Liputan6.com, Jakarta Menteri Koordinator Perekenomian Airlangga Hartarto memastikan kabar yang menyebut Sri Mulyani mundur dari jabatan Menteri Keuangan tidak benar. Sri Mulyani ikut menghadiri rapat kabinet yang digelar Presiden Prabowo Subianto sore hari ini di Istana Negara Jakarta, Minggu (31/8/2025).

Dia menegaskan, isu Sri Mulyani mundur dari kabinet Metah Putih menyusul eskalasi massa yang turut membuat kediaman pribadinya menjadi sasaran tidak benar.

"Tidak, tidak (mundur)," kata Airlangga saat ditanya awak media soal isu mundurnya Sri Mulyani, Minggu (31/8/2025).

"Ada tadi ibu (Sri) di dalam ikut rapat," imbuh dia.

Pengarahan Presiden

Airlangga menjelaskan, situasi rapat kabinet tidak berjalan dua arah. Menurut dia, Presiden Prabowo hanya menyampaikan arahan saja kepada para menterinya.

Dia pun memastikan tidak ada penyampaian apapun dari para menteri, termasuk Sri Mulyani.

"Tidak (ada penyampaian menteri), hanya pengarahan presiden saja," ucap Airlangga.

Rumah Sri Mulyani Dijarah

Kabar mundurnya Sri Mulyani mencuat usai tragedi rumahnya di Kawasan Bintaro dijarah, semalam. Sekuriti kompleks rumah Menkeu Sri Mulyani mengungkapkan, kronologi ratusan massa berbondong-bondong menjarah rumah Sri Mulyani. Massa melewati pintu gerbang masuk Jalan Mandar, tepat di depan jalan utama, Jalan Bintaro Utama 3.

Ali dan Jayadi adalah dua sekuriti yang menjaga gerbang utama menduga gerakan massa tersebut terlihat berpola. Mereka berkumpul dahulu sekitar jam 12.30 dini hari, di depan komplek Jalan Mandar.

"Jumlahnya ratusan, mungkin mendekati seribuan orang," kata Ali seperti dilansir Antara, Minggu (31/8/2025).

Saksi lain yang tidak disebutkan namanya menyatakan, massa tersebut seperti menunggu aba-aba terlebih dahulu sebelum massa masuk kompleks. Sekuriti dan warga tidak bisa mencegah massa masuk ke kompleks karena jumlahnya terlalu banyak.
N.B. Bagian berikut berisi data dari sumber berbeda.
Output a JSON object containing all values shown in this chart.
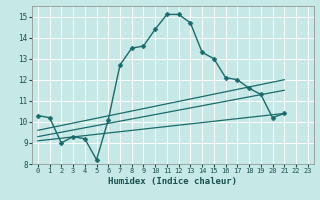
{
  "xlabel": "Humidex (Indice chaleur)",
  "background_color": "#c6e8e6",
  "grid_color": "#ffffff",
  "line_color": "#1a6b6b",
  "xlim": [
    -0.5,
    23.5
  ],
  "ylim": [
    8,
    15.5
  ],
  "xticks": [
    0,
    1,
    2,
    3,
    4,
    5,
    6,
    7,
    8,
    9,
    10,
    11,
    12,
    13,
    14,
    15,
    16,
    17,
    18,
    19,
    20,
    21,
    22,
    23
  ],
  "yticks": [
    8,
    9,
    10,
    11,
    12,
    13,
    14,
    15
  ],
  "series": [
    {
      "x": [
        0,
        1,
        2,
        3,
        4,
        5,
        6,
        7,
        8,
        9,
        10,
        11,
        12,
        13,
        14,
        15,
        16,
        17,
        18,
        19,
        20,
        21
      ],
      "y": [
        10.3,
        10.2,
        9.0,
        9.3,
        9.2,
        8.2,
        10.1,
        12.7,
        13.5,
        13.6,
        14.4,
        15.1,
        15.1,
        14.7,
        13.3,
        13.0,
        12.1,
        12.0,
        11.6,
        11.3,
        10.2,
        10.4
      ],
      "marker": "D",
      "markersize": 2.5,
      "linewidth": 1.0
    },
    {
      "x": [
        0,
        21
      ],
      "y": [
        9.6,
        12.0
      ],
      "marker": null,
      "linewidth": 0.9
    },
    {
      "x": [
        0,
        21
      ],
      "y": [
        9.3,
        11.5
      ],
      "marker": null,
      "linewidth": 0.9
    },
    {
      "x": [
        0,
        21
      ],
      "y": [
        9.1,
        10.4
      ],
      "marker": null,
      "linewidth": 0.9
    }
  ]
}
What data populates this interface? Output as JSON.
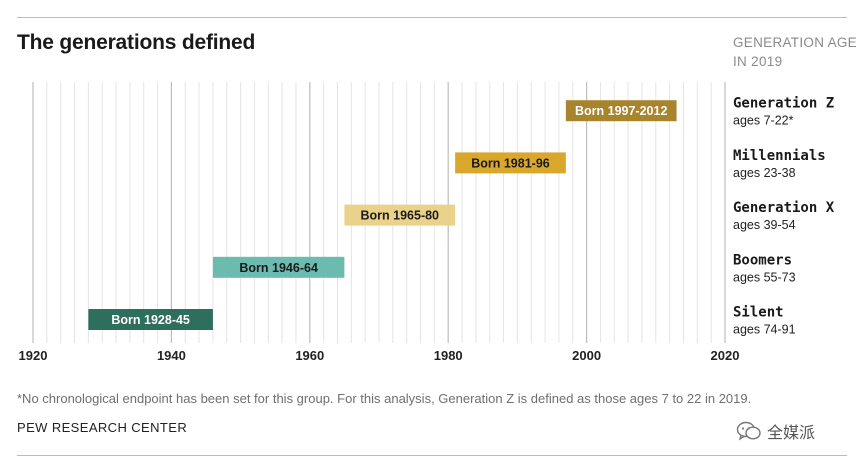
{
  "header": {
    "title": "The generations defined",
    "age_label_line1": "GENERATION AGE",
    "age_label_line2": "IN 2019"
  },
  "footnote": "*No chronological endpoint has been set for this group. For this analysis, Generation Z is defined as those ages 7 to 22 in 2019.",
  "source": "PEW RESEARCH CENTER",
  "watermark": {
    "text": "全媒派",
    "icon": "wechat-icon"
  },
  "colors": {
    "silent": "#2e6e5c",
    "boomers": "#6bbcaf",
    "genx": "#ead28a",
    "millennials": "#d9a72c",
    "genz": "#a8852c",
    "major_grid": "#bdbdbd",
    "minor_grid": "#e4e4e4"
  },
  "chart_data": {
    "type": "bar",
    "orientation": "horizontal-range",
    "title": "The generations defined",
    "xlabel": "",
    "xlim": [
      1920,
      2020
    ],
    "x_ticks": [
      1920,
      1940,
      1960,
      1980,
      2000,
      2020
    ],
    "grid": true,
    "series": [
      {
        "name": "Generation Z",
        "start": 1997,
        "end": 2012,
        "label": "Born 1997-2012",
        "ages": "ages 7-22*",
        "color_key": "genz",
        "text_color": "#ffffff"
      },
      {
        "name": "Millennials",
        "start": 1981,
        "end": 1996,
        "label": "Born 1981-96",
        "ages": "ages 23-38",
        "color_key": "millennials",
        "text_color": "#1a1a1a"
      },
      {
        "name": "Generation X",
        "start": 1965,
        "end": 1980,
        "label": "Born 1965-80",
        "ages": "ages 39-54",
        "color_key": "genx",
        "text_color": "#1a1a1a"
      },
      {
        "name": "Boomers",
        "start": 1946,
        "end": 1964,
        "label": "Born 1946-64",
        "ages": "ages 55-73",
        "color_key": "boomers",
        "text_color": "#1a1a1a"
      },
      {
        "name": "Silent",
        "start": 1928,
        "end": 1945,
        "label": "Born 1928-45",
        "ages": "ages 74-91",
        "color_key": "silent",
        "text_color": "#ffffff"
      }
    ]
  }
}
Warga menduga ada pemberi komando lewat kembang api yang dinyalakan sebagai tanda massa segera bergerak. Sang pemberi komando itu juga berseru kepada massa agar jangan ada yang membawa centrifugal ke dalam kompleks.

"Aba-aba itu adalah kembang api, karena segera setelah bunyi kembang api, massa merangsek masuk kompleks," kata saksi itu.

"Kami tak kuasa mencegahnya, terlalu banyak," kata Jayadi.

Pemberi Komando dari Mobil Sedan

Selain itu, warga setempat bernama Eka juga kaget melihat banyaknya massa gelombang kedua datang lagi. Kali ini, Eka melihat ada sekitar 4 sampai 5 orang di dalam mobil sedan putih seperti memberi komando dengan kode gerak tubuh.

"Tiba-tiba, dari jalan tengah itu ada suara petasan, saya pikir suara tembakan, beberapa kali. Langsung massa bergerak masuk," ujar Eka.

Berita penjarahan rumah Sri Mulyani di Bintaro ini awalnya muncul dari unggahan media sosial milik warga sekitar jam satu dini hari.

Dari beberapa tayangan dan video yang juga diambil Joko, warga mengambil apa saja yang ada di rumah Sri Mulyani, termasuk televisi, isi lemari dan banyak lagi.